Dans un récent commentaire, Moggio ma signalé ce très intéressant dossier paru dans le New Yorker. Je voudrais en extraite la remarque suivante, fondée sur les remarques de Tim O'Reilly :

Tim O’Reilly, the founder and C.E.O. of O’Reilly Media, which publishes about two hundred e-books per year, thinks that the old publishers’ model is fundamentally flawed. “They think their customer is the bookstore,” he says. “Publishers never built the infrastructure to respond to customers.” Without bookstores, it would take years for publishers to learn how to sell books directly to consumers. They do no market research, have little data on their customers, and have no experience in direct retailing.

Ken Auletta pour le New yorker

À mes oreilles, cette remarque sonne assez juste. Pour ce que j'ai pu en lire du cas français, les éditeurs ont assez largement externalisé la question de la vente finale, et en fait une large part de leur politique commerciale, à l'échelon aval de la chaîne, formé par les diffuseurs, les distributeurs et les libraires. L'arrangement avait un sens dans la mesure où de nombreuses maisons d'éditions n'ont pas les moyens d'envoyer des visiteurs dans toutes les librairies, ni un pouvoir de marché suffisant pour négocier avec des gros acheteurs comme les Fnac ou la grande distribution. L'existence d'un pouvoir de marché significatif à ce niveau était jusqu'à présent contrebalancée par la dispersion du tissu des libraires, ce qui impliquait un savoir faire quasi-artisanal et la constitution coûteuse de relations de confiance avec les libraires. Cet émiettement des interlocuteurs et des informations ne poussait en outre personne à développer des outils plus systématiques d'information sur les ventes, les fonds ou les prix, malgré les efforts, accueillis avec une certaine tiédeur, du Cercle de la librairie et de son projet Electre.

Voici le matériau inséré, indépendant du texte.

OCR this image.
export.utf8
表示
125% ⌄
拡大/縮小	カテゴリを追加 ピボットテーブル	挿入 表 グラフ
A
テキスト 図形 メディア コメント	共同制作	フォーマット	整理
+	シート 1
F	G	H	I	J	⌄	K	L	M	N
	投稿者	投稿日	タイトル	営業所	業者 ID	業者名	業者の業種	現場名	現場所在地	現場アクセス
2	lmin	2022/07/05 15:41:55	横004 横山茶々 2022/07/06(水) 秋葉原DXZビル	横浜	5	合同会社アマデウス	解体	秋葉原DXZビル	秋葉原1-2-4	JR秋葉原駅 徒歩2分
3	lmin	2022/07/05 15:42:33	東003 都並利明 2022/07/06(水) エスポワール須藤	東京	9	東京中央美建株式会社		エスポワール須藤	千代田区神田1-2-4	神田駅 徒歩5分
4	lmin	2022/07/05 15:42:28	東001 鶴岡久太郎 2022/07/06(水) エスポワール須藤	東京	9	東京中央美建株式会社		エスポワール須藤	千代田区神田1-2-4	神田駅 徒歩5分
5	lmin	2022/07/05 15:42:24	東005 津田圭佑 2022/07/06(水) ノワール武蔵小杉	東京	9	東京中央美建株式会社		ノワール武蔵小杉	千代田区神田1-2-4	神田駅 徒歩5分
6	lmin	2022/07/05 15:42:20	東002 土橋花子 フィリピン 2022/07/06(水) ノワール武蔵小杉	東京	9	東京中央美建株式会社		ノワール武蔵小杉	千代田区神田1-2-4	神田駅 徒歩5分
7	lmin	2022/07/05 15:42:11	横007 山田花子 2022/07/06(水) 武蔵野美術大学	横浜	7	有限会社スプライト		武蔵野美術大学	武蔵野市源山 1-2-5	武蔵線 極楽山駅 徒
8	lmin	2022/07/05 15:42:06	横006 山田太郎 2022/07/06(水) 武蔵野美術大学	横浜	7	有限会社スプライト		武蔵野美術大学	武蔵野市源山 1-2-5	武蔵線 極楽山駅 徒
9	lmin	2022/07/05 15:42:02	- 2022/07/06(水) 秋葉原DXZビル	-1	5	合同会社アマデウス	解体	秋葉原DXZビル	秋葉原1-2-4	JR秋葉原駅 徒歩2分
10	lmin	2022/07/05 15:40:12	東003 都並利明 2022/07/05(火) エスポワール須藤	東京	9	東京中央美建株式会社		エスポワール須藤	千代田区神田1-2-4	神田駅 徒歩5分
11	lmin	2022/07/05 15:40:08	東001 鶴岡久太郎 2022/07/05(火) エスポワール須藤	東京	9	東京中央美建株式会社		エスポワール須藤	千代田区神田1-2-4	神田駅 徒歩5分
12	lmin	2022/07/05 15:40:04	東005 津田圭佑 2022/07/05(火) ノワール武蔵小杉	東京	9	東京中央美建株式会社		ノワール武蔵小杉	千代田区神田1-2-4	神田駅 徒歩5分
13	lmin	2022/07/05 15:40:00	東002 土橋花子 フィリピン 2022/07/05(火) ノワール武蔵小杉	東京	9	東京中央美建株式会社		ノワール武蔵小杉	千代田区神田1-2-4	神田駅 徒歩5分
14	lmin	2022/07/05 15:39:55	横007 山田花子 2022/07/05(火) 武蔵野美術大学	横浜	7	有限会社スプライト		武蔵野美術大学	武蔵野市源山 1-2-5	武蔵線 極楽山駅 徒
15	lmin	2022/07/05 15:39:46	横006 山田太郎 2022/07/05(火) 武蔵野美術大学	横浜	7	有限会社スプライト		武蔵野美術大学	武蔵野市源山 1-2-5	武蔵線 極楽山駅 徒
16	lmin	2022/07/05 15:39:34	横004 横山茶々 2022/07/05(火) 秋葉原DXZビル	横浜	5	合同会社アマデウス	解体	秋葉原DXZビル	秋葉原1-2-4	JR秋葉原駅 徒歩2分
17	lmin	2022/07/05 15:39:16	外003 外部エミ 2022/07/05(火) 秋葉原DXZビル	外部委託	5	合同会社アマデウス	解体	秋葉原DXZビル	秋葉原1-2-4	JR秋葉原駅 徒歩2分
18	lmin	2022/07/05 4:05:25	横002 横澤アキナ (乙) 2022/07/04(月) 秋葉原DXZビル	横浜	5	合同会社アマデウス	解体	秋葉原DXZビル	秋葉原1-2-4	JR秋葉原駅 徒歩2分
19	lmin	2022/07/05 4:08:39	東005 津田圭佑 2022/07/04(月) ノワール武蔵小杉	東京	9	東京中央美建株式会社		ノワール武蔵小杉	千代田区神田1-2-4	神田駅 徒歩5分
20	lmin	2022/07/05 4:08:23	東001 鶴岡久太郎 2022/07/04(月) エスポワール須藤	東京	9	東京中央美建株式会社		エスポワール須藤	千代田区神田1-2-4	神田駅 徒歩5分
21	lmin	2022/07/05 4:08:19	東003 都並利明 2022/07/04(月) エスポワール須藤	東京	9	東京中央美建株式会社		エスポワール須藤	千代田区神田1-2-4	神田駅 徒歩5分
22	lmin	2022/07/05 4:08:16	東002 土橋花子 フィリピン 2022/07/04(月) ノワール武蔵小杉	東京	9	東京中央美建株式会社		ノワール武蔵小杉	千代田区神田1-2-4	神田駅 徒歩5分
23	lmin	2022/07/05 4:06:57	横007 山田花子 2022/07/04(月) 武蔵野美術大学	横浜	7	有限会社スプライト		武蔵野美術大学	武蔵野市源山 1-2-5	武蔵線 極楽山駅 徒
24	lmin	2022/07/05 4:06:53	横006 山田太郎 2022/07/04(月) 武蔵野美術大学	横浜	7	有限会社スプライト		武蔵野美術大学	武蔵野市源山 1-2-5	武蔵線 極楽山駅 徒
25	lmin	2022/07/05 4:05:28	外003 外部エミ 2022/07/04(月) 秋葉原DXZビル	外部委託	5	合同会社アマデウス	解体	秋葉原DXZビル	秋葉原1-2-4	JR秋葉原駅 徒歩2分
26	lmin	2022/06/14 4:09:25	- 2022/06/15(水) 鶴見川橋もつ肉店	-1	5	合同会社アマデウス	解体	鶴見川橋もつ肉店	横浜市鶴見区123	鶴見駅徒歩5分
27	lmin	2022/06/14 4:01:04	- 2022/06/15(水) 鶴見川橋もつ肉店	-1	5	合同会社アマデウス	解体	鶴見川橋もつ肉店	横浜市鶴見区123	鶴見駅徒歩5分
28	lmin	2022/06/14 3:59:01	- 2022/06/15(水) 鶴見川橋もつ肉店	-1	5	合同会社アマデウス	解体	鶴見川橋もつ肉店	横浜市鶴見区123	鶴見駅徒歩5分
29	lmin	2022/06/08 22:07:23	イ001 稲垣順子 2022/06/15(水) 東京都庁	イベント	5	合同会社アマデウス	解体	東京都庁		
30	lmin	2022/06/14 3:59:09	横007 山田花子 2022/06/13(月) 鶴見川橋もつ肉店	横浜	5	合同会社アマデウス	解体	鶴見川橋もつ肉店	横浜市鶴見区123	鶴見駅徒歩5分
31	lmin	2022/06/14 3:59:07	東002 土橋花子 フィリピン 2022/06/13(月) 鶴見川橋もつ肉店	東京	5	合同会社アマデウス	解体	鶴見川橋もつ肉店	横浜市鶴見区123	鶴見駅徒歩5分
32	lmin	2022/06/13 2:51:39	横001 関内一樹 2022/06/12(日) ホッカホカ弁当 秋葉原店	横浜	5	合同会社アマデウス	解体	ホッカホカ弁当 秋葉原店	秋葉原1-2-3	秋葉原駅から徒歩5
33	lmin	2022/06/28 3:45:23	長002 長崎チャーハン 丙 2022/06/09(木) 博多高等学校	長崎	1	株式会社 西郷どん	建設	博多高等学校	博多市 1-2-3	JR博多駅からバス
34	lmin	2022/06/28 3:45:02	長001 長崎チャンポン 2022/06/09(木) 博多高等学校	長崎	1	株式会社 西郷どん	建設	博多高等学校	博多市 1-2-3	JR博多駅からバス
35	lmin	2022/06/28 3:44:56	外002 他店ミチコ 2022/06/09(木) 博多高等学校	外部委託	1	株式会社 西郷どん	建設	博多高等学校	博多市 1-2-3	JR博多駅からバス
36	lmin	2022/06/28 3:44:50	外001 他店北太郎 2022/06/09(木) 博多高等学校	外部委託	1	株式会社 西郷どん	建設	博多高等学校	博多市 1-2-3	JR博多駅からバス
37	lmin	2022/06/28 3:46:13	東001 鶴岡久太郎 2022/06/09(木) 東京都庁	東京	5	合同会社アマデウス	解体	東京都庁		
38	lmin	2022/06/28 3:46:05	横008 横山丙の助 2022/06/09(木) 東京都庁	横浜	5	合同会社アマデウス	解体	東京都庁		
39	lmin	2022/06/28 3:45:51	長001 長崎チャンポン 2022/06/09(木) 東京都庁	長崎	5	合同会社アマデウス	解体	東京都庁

Avec la vente sur Internet, la donne change. Les vendeurs de livres ne sont plus des entreprises spécialisées dans la conviction d'un public particulier, celui des libraires, et de la relation personnelle avec les clients. Amazon comme Google, ce dernier servant de point d'entrée aux recherches menant aux librairies en ligne, sont des entreprises spécialisées dans le traitement de l'information à grande échelle : analyse des achats, des historiques de consommation, de recherche et de consultation, agrégation de commentaires, notes et recommandations. D'après les travaux de David Bounie et. al., ces outils conduisent à une structure des ventes assez significativement différente de celle du marché physique. Surtout, de dispersée, l'information sur la demande devient concentrée, avec une prime importante à la taille, la « sagesse des foules » fonctionnant d'autant mieux que le nombre d'avis indépendants est élevé.

Cette information sur les lecteurs, sur leurs goûts et leurs comportements devient ainsi une donnée stratégique, d'autant pus cruciale qu'elle est absolument nécessaire pour définir une stratégie adaptée au livre numérique. Et c'est là que la remarque de Tim O'Reilly fait mal : le seul moyen d'échapper au pouvoir de marché de celui qui contrôle ce type d'information est de mettre en place une plate-forme autonome à même de produire la même information. Ce que les éditeurs allemands et espagnols ont fait, laissant de côté des libraires et leur savoir-faire en la matière. S'il est trop tôt pour savoir si lancer rapidement une plate-forme avant que Google, Apple ou Amazon n'acquièrent une position inattaquable, cela doit sans doute servir de double avertissement au secteur français.

D'une part, les libraires doivent, et très rapidement, montrer qu'ils sont capables de porter leurs compétences en matière de vente de livre au domaine numérique. Je pense pour ma part qu'un avis estampillé « Julia M., libraire à Ombres Blanches » aura plus de poids auprès des lecteurs potentiels qu'un avis signé seulement « Julia M. ». Les bons libraires ont une connaissance de l'offre et du fonds qui leur donne une capacité de prescription dont on voit mal pourquoi elle ne serait pas transposable, et monnayable, dans le domaine du livre numérique.

D'autre part, les éditeurs doivent être conscients que s'ils décident de se lancer seuls dans l'aventure de la plate-forme en ligne, il leur faudra apprendre très vite à se servir des outils de recueil et d'analyse d'information nécessaires à la vente en ligne. Ce qui n'est pas une mince affaire.